Monday, March 03, 2014

A speech is not a story just because it's a speech

Really, it's too much. As in, Officially Too Much. The toad-eating supineness of the Australian tech press has me sick to the gullet.

Ever since the mid-1990s, nearly every tech journalist in the world has coveted both the credibility and the pay packet of the Real Business Journalist. See, you can take any press-ganged loser from the tech press, slide them into a job with (say) the Australian Financial Review, and effectively double their income.

A douche with a tech masthead is one-half a douche in business media. That's the cold equation that makes the tech press wank and dribble to prove their worth in front of suits, all the world over.
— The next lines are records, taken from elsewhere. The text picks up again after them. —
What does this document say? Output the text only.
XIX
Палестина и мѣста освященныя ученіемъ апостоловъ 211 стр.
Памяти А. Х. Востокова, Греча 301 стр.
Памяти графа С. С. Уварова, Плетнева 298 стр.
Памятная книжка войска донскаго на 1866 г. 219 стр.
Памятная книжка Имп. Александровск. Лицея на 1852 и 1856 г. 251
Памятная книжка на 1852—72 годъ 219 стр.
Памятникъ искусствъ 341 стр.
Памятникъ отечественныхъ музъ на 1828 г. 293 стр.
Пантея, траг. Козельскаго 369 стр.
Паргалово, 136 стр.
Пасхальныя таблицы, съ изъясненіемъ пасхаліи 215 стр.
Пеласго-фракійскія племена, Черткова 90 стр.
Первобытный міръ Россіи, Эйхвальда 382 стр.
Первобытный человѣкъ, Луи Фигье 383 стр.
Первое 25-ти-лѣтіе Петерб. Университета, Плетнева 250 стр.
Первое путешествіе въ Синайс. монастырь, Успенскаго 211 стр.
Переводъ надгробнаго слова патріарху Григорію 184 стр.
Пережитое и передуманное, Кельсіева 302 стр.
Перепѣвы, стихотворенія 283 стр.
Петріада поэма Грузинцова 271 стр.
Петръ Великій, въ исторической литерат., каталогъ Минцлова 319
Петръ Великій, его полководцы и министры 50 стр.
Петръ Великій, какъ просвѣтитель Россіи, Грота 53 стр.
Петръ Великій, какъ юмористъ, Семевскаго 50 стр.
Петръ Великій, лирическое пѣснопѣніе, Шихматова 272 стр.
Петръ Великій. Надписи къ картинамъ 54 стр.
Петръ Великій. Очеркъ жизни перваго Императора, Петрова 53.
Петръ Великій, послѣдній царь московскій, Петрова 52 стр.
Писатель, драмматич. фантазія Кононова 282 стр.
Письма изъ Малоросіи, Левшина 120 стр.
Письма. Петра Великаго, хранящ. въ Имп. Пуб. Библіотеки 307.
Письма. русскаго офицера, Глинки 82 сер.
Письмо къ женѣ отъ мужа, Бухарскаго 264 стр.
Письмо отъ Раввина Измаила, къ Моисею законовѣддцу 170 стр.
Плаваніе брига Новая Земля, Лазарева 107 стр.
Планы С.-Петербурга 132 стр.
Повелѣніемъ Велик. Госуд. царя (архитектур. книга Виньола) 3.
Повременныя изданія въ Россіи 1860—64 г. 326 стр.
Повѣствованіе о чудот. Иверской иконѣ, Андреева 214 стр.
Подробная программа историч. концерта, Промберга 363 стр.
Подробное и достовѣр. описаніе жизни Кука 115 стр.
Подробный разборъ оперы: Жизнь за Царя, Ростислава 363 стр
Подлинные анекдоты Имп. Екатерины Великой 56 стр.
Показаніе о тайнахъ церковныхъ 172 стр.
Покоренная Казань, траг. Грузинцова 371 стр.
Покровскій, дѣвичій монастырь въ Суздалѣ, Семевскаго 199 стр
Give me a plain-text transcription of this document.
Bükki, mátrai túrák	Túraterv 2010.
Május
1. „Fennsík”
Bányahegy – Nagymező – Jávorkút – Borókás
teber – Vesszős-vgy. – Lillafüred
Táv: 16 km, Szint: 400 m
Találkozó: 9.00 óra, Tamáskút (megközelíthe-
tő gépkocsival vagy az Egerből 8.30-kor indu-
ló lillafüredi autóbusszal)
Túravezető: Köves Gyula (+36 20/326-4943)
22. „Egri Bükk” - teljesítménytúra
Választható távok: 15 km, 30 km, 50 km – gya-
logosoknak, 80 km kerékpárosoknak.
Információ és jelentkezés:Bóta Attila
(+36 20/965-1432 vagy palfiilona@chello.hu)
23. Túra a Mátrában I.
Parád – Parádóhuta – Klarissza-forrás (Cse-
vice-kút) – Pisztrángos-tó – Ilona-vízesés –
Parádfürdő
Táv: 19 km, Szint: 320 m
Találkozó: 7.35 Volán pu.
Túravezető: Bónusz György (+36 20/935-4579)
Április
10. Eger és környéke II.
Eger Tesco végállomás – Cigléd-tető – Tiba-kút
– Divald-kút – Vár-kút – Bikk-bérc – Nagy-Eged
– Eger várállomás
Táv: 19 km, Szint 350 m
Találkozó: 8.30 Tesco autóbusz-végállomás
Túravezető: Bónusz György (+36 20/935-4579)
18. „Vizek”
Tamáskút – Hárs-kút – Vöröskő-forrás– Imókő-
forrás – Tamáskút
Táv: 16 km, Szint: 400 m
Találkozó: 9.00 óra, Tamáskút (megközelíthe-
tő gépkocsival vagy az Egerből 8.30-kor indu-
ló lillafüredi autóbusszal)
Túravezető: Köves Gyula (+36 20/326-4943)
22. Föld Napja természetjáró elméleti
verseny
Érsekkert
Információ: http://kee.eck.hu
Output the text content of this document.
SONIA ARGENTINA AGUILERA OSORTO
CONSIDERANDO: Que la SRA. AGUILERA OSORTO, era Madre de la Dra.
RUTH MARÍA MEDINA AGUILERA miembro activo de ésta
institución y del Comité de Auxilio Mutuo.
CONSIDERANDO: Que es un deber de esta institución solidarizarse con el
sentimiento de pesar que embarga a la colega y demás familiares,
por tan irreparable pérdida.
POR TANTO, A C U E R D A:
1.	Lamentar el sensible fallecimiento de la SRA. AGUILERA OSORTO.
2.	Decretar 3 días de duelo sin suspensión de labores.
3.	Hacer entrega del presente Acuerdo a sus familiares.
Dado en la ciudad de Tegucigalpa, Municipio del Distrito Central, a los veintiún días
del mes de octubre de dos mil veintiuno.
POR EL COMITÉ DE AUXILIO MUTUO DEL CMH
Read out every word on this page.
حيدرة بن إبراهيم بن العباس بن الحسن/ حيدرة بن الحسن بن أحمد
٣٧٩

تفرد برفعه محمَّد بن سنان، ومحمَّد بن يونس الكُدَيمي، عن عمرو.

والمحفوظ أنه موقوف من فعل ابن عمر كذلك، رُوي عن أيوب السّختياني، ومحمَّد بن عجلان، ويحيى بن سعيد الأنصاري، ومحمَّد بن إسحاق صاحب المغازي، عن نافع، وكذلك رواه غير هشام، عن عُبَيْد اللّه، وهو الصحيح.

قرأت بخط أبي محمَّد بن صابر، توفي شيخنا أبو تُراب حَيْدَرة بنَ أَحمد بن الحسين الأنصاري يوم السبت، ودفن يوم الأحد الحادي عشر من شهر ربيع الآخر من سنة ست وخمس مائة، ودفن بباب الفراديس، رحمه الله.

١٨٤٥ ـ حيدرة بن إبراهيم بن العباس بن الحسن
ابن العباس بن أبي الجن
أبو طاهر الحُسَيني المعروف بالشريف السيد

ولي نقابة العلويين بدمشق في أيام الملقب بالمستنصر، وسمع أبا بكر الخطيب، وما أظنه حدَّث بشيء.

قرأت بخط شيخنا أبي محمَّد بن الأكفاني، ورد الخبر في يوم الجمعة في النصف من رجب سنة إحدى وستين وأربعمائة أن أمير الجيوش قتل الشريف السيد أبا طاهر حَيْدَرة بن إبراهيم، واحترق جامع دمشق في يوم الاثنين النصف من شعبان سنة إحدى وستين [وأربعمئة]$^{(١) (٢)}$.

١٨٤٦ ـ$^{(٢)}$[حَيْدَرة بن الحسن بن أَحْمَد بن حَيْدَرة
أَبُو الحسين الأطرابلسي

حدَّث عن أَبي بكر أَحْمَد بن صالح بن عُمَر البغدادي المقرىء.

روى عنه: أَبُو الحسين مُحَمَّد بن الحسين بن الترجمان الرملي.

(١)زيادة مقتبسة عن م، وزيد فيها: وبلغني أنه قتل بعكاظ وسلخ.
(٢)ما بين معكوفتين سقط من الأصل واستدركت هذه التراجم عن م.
And it's really, really easy to make a tech journalist make them think they're AFR-fodder: expose them to suits.

Get a tech journalist in front of a speech by a CEO – or even better, to the extent of “do you need a towel sir?”, an interview with a CEO – and you have a stenographer.

Drop on a lunch with free booze and they'll use the table-napkin in place of the towel.

As far as I can see from what I've read from the speech Telstra's CEO, David Thodey, gave today, he said nothing remarkable. He delivered a boilerplate piece that had been written by one hand, PR-tested by another, market-tested by another, and lawyered by another. Four hands on one wank, which should say something but probably doesn't.

It's like a cornflake, really: telling the nutritional value between the speech and the paper it was written on would get you down to quantum physics.

But journalists present at the speech have things to prove: (1) it's worth my absence from the office; (2) I'm a journalist who can report a speech; and (3) I can extract nourishment out of the cardboard, if need be.

Thodey. Said. Nothing.

Nothing new, nothing of note, nothing of value, nothing that wouldn't worry some investors, nothing that wouldn't make some market smart-alecks think they had an inside run on some kind of information.

Because that, dear media, is his job. Never, ever do anything but reassure the investors.

Really: if David Thodey says “Telstra wants to be more intimate with its customers” – the only aspect worth reporting is that it's a statement of such visceral creepiness that you'd bloody sign on with Vodafone to avoid it.

If he says he's going to “protect shareholder value”, it's both his obligation and a repetition of the same chorus he's sung throughout his whole incumbency.

He said “digital first”? In case you idiots weren't watching, the entire Telstra network went digital while you were anticipating your first date. Like, that was 1990s news kiddies.

The customer is number one?” – I've never known of a Telstra CEO who didn't manage some variation on that theme. And my history of Telstra goes back to the late 1980s when it was still “Telecom”.

I'm sick utterly to my epiglottis with the idea that “a speech is a story merely because it was given”. What, the CEO didn't fall over on the stairs, declare himself a communist, come out in front of an audience, or grope the nearest biped before he came on stage? He just stood behind a microphone and read a script?

That's a speech. It's not a story. Save me.